高齢化が進むこの国ではペットにまでその問題が及んできています。現在、動物愛護センター(昔で言うところの”保健所”のこと)へペットを放棄されにくる方のほとんどは高齢者の飼い主です。犬は自分だけでは生きてはいけない動物です。ご自分の余生の時間、ライフスタイルも考えた上で適正年齢の犬を飼うような社会になって欲しい。(※東京都動物愛護センターによる平成25年度に引取りを求めた犬や猫について、飼育できない理由を尋ねたところ、「高齢」は8%。飼い主の「死亡」は8%、「病気」が31%にも高齢者が含まれている可能性があり、半数近くに上ると考えられます。出典:産経ニュース)

4. アニマルポリスがない

現場で働いていると実際虐待やネグレクトに合っている子たちにも遭遇します。そのような子を見つけた時、私たちでも保護することもできず、訴えるところもなく大変心苦しい思いをしています。海外にはそのような飼い主を取り締まる警察部隊が存在します。また動物の命を軽く見る人の行為はやがて命の尊厳を軽んじるようになり、もっと恐ろしいことに発展することもあるので大変危険です。(※アニマルポリスとは、アメリカの動物虐待や飼育放棄などを犯罪として取り締まる法的権限を持った機関のこと。アニマルポリス又は、アニマルコップと言われています。市民からの通報で虐待や飼育放棄、限度を超えた多頭飼いなどの現場に出向き、指導や動物の保護、場合によっては逮捕にまで及びます。

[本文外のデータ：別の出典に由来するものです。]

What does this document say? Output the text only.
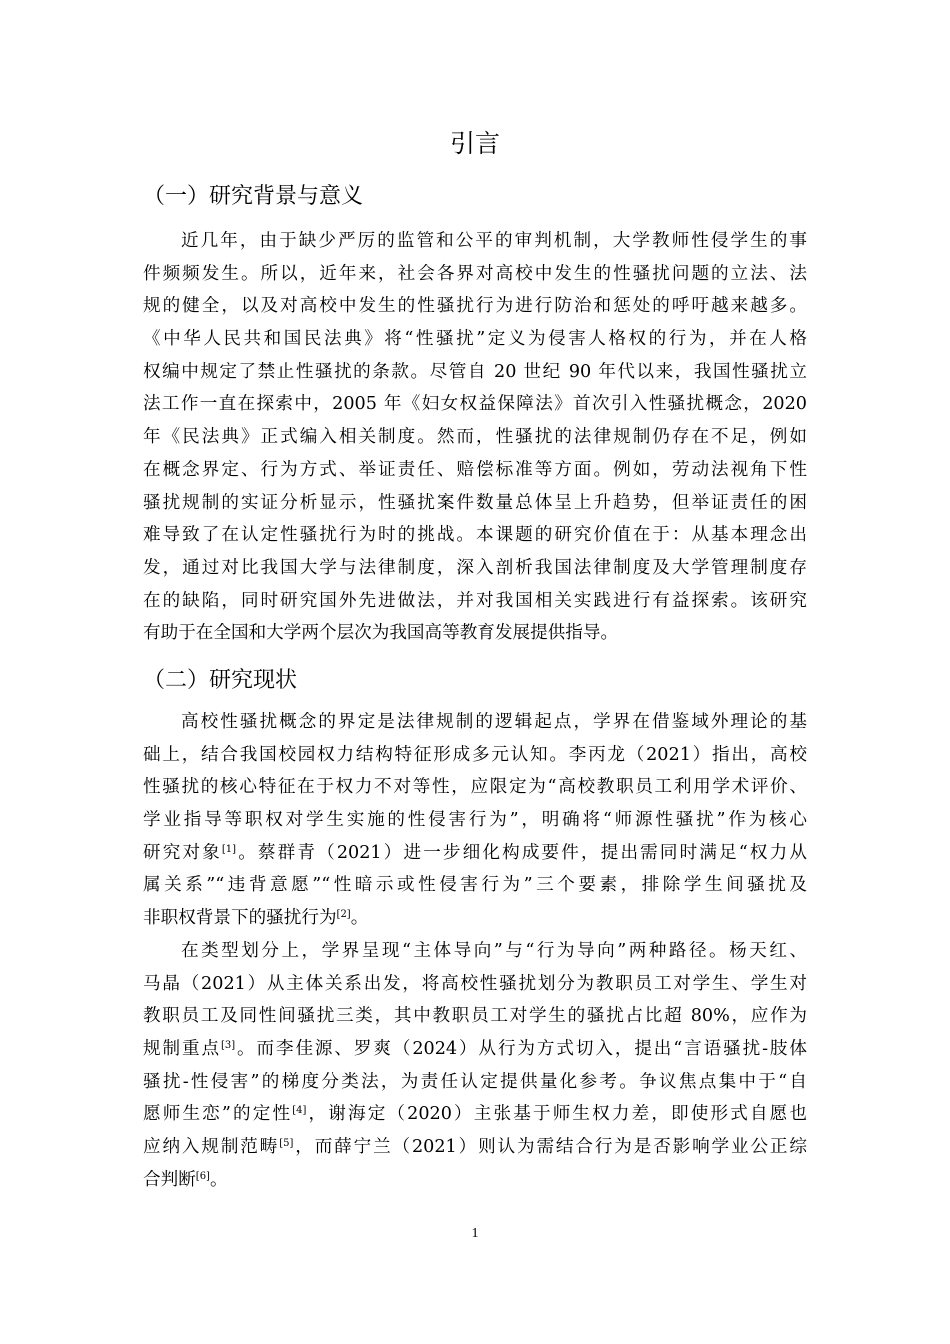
引言
（一）研究背景与意义
近几年，由于缺少严厉的监管和公平的审判机制，大学教师性侵学生的事
件频频发生。所以，近年来，社会各界对高校中发生的性骚扰问题的立法、法
规的健全，以及对高校中发生的性骚扰行为进行防治和惩处的呼吁越来越多。
《中华人民共和国民法典》将“性骚扰”定义为侵害人格权的行为，并在人格
权编中规定了禁止性骚扰的条款。尽管自 20 世纪 90 年代以来，我国性骚扰立
法工作一直在探索中，2005 年《妇女权益保障法》首次引入性骚扰概念，2020
年《民法典》正式编入相关制度。然而，性骚扰的法律规制仍存在不足，例如
在概念界定、行为方式、举证责任、赔偿标准等方面。例如，劳动法视角下性
骚扰规制的实证分析显示，性骚扰案件数量总体呈上升趋势，但举证责任的困
难导致了在认定性骚扰行为时的挑战。本课题的研究价值在于：从基本理念出
发，通过对比我国大学与法律制度，深入剖析我国法律制度及大学管理制度存
在的缺陷，同时研究国外先进做法，并对我国相关实践进行有益探索。该研究
有助于在全国和大学两个层次为我国高等教育发展提供指导。
（二）研究现状
高校性骚扰概念的界定是法律规制的逻辑起点，学界在借鉴域外理论的基
础上，结合我国校园权力结构特征形成多元认知。李丙龙（2021）指出，高校
性骚扰的核心特征在于权力不对等性，应限定为“高校教职员工利用学术评价、
学业指导等职权对学生实施的性侵害行为”，明确将“师源性骚扰”作为核心
研究对象[1]。蔡群青（2021）进一步细化构成要件，提出需同时满足“权力从
属关系”“违背意愿”“性暗示或性侵害行为”三个要素，排除学生间骚扰及
非职权背景下的骚扰行为[2]。
在类型划分上，学界呈现“主体导向”与“行为导向”两种路径。杨天红、
马晶（2021）从主体关系出发，将高校性骚扰划分为教职员工对学生、学生对
教职员工及同性间骚扰三类，其中教职员工对学生的骚扰占比超 80%，应作为
规制重点[3]。而李佳源、罗爽（2024）从行为方式切入，提出“言语骚扰-肢体
骚扰-性侵害”的梯度分类法，为责任认定提供量化参考。争议焦点集中于“自
愿师生恋”的定性[4]，谢海定（2020）主张基于师生权力差，即使形式自愿也
应纳入规制范畴[5]，而薛宁兰（2021）则认为需结合行为是否影响学业公正综
合判断[6]。
1
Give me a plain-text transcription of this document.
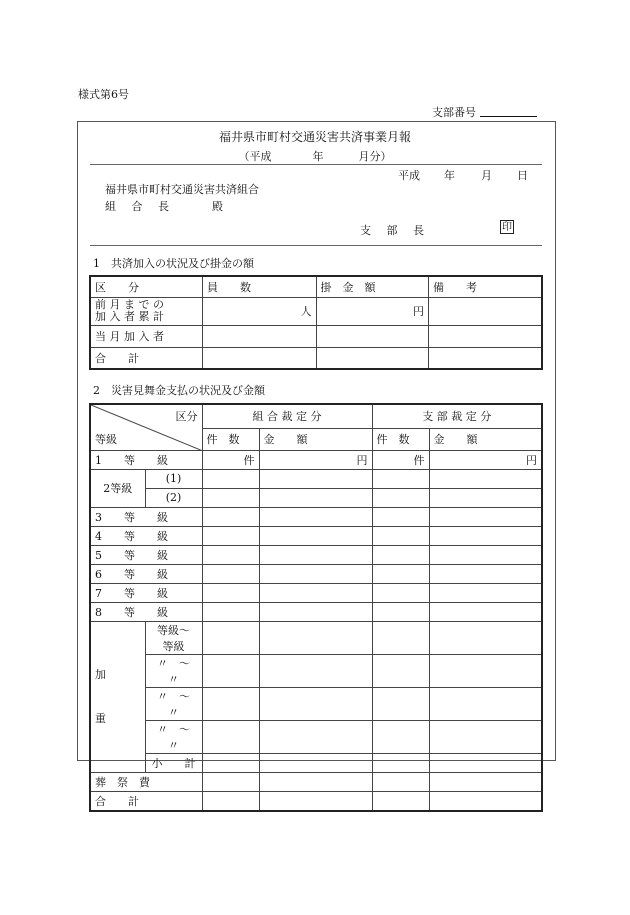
様式第6号
支部番号
福井県市町村交通災害共済事業月報
（平成	年	月分）
平成 年 月 日
福井県市町村交通災害共済組合
組 合 長	殿
支 部 長	印
1　共済加入の状況及び掛金の額
区　　分	員　　数	掛　金　額	備　　考

前 月 ま で の
加 入 者 累 計	人	円	
当 月 加 入 者			
合　　計			
2　災害見舞金支払の状況及び金額
区分
等級		組 合 裁 定 分		支 部 裁 定 分	
		件　数	金　　額	件　数	金　　額
1　　等　　級		件	円	件	円
2等級	(1)				
	(2)				
3　　等　　級					
4　　等　　級					
5　　等　　級					
6　　等　　級					
7　　等　　級					
8　　等　　級					

加　　重	等級～　等級				
	〃　～　〃				
	〃　～　〃				
	〃　～　〃				
	小　　計				
葬　祭　費					
合　　計					
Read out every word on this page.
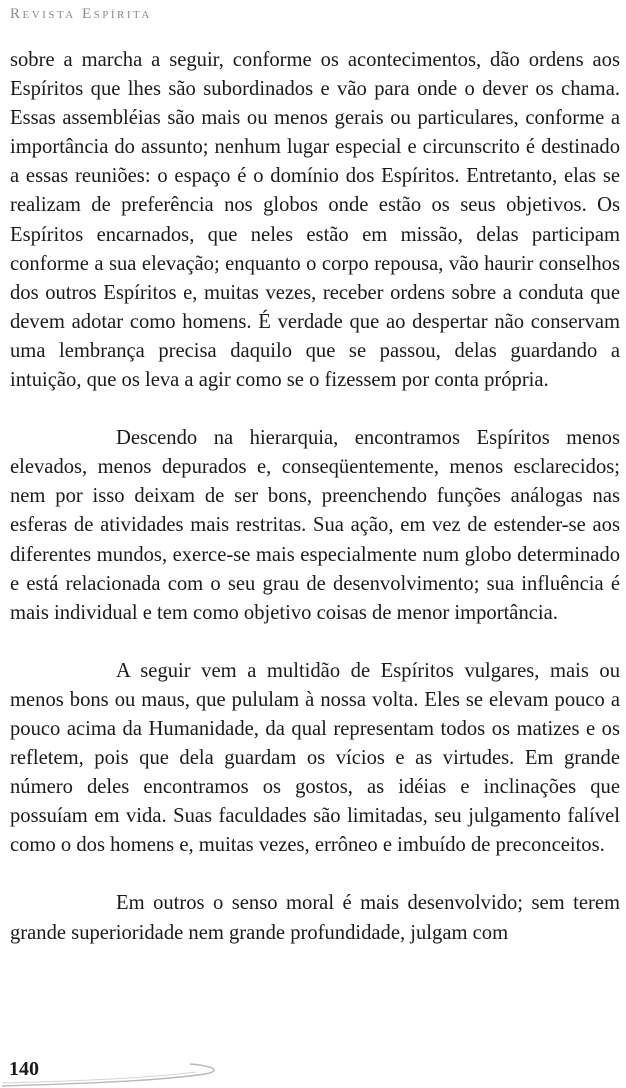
Revista Espírita

sobre a marcha a seguir, conforme os acontecimentos, dão ordens aos Espíritos que lhes são subordinados e vão para onde o dever os chama. Essas assembléias são mais ou menos gerais ou particulares, conforme a importância do assunto; nenhum lugar especial e circunscrito é destinado a essas reuniões: o espaço é o domínio dos Espíritos. Entretanto, elas se realizam de preferência nos globos onde estão os seus objetivos. Os Espíritos encarnados, que neles estão em missão, delas participam conforme a sua elevação; enquanto o corpo repousa, vão haurir conselhos dos outros Espíritos e, muitas vezes, receber ordens sobre a conduta que devem adotar como homens. É verdade que ao despertar não conservam uma lembrança precisa daquilo que se passou, delas guardando a intuição, que os leva a agir como se o fizessem por conta própria.

Descendo na hierarquia, encontramos Espíritos menos elevados, menos depurados e, conseqüentemente, menos esclarecidos; nem por isso deixam de ser bons, preenchendo funções análogas nas esferas de atividades mais restritas. Sua ação, em vez de estender-se aos diferentes mundos, exerce-se mais especialmente num globo determinado e está relacionada com o seu grau de desenvolvimento; sua influência é mais individual e tem como objetivo coisas de menor importância.

A seguir vem a multidão de Espíritos vulgares, mais ou menos bons ou maus, que pululam à nossa volta. Eles se elevam pouco a pouco acima da Humanidade, da qual representam todos os matizes e os refletem, pois que dela guardam os vícios e as virtudes. Em grande número deles encontramos os gostos, as idéias e inclinações que possuíam em vida. Suas faculdades são limitadas, seu julgamento falível como o dos homens e, muitas vezes, errôneo e imbuído de preconceitos.

Em outros o senso moral é mais desenvolvido; sem terem grande superioridade nem grande profundidade, julgam com

140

捜査令状があれば、居住者がいなくても家宅捜査を行うこともでき、手錠や銃も携行していて、動物虐待に関して警察と同じ権限を持っています。)

5. 命の期限は1週間

動物愛護相談センター(旧保健所と呼ばれていたところ)へ収容されたら命の期限はたったの1週間(各自治体により異なる。数日のところもあります)です。迷子、ペットショップで売れ残った犬猫達、家庭の事情で飼えなくなった場合の持ち込みなどは、いかなる場合でも収容されたら1週間ほどで殺処分されます。 1週間の間に元の飼い主と巡り合うか、誰かに譲渡されなければ、たとえ可愛がられていたような子でも悲しい結末に・・・。 またショップやブリーダーで不要になった子たちは有料でここへ引き取られます。 動物愛護法改正になり現在は愛護センターもそのショップやブリダーなどの動物取扱業者からの引き取りを断ることが可能になりました。そのひずみでセンターで断られたショップやブリーダーは「引き取り業者」と呼ばれるところに買い取られます。 (業者に引き取ってもらうお金すらない場合は、犬猫を置き去りにして逃げるケースもあります。)この引き取り業者も悪質なところが多く、100頭近くの犬猫を有料で引き取り犬を置き去りにして逃げたり、ろくに餌を与えない、汚い水を与えるなど故意に弱らせるなど、酷いネグレクトをしている実態です。

日本のペット事情まとめ

いまや市場規模が1兆4,000億円を超えるまでに成長したペットビジネス。「子犬の命」をお金儲けの商品として扱い、ペットショップではいつお店に行っても(商品価値が高いと言われる)生後2ヶ月未満の子犬が数十犬種並んでいる状態をキープするために、まるで工業製品のように子を量産してきました。そのひずみで余ってしまった子や、将来を予想しないまま安易に飼ってしまい、悲しい結末を迎えてしまった結果が現状を生んでいるのでしょう。「ペットを飼いたい!」と思ったとき、ペットショップで買うのではなく、愛護センターや動物愛護団体が開催する”譲渡会”から引き取るなど、飼いたいと思う人々に現状を知っていただき日本のペット文化を変えていきたいと当団体は考えています。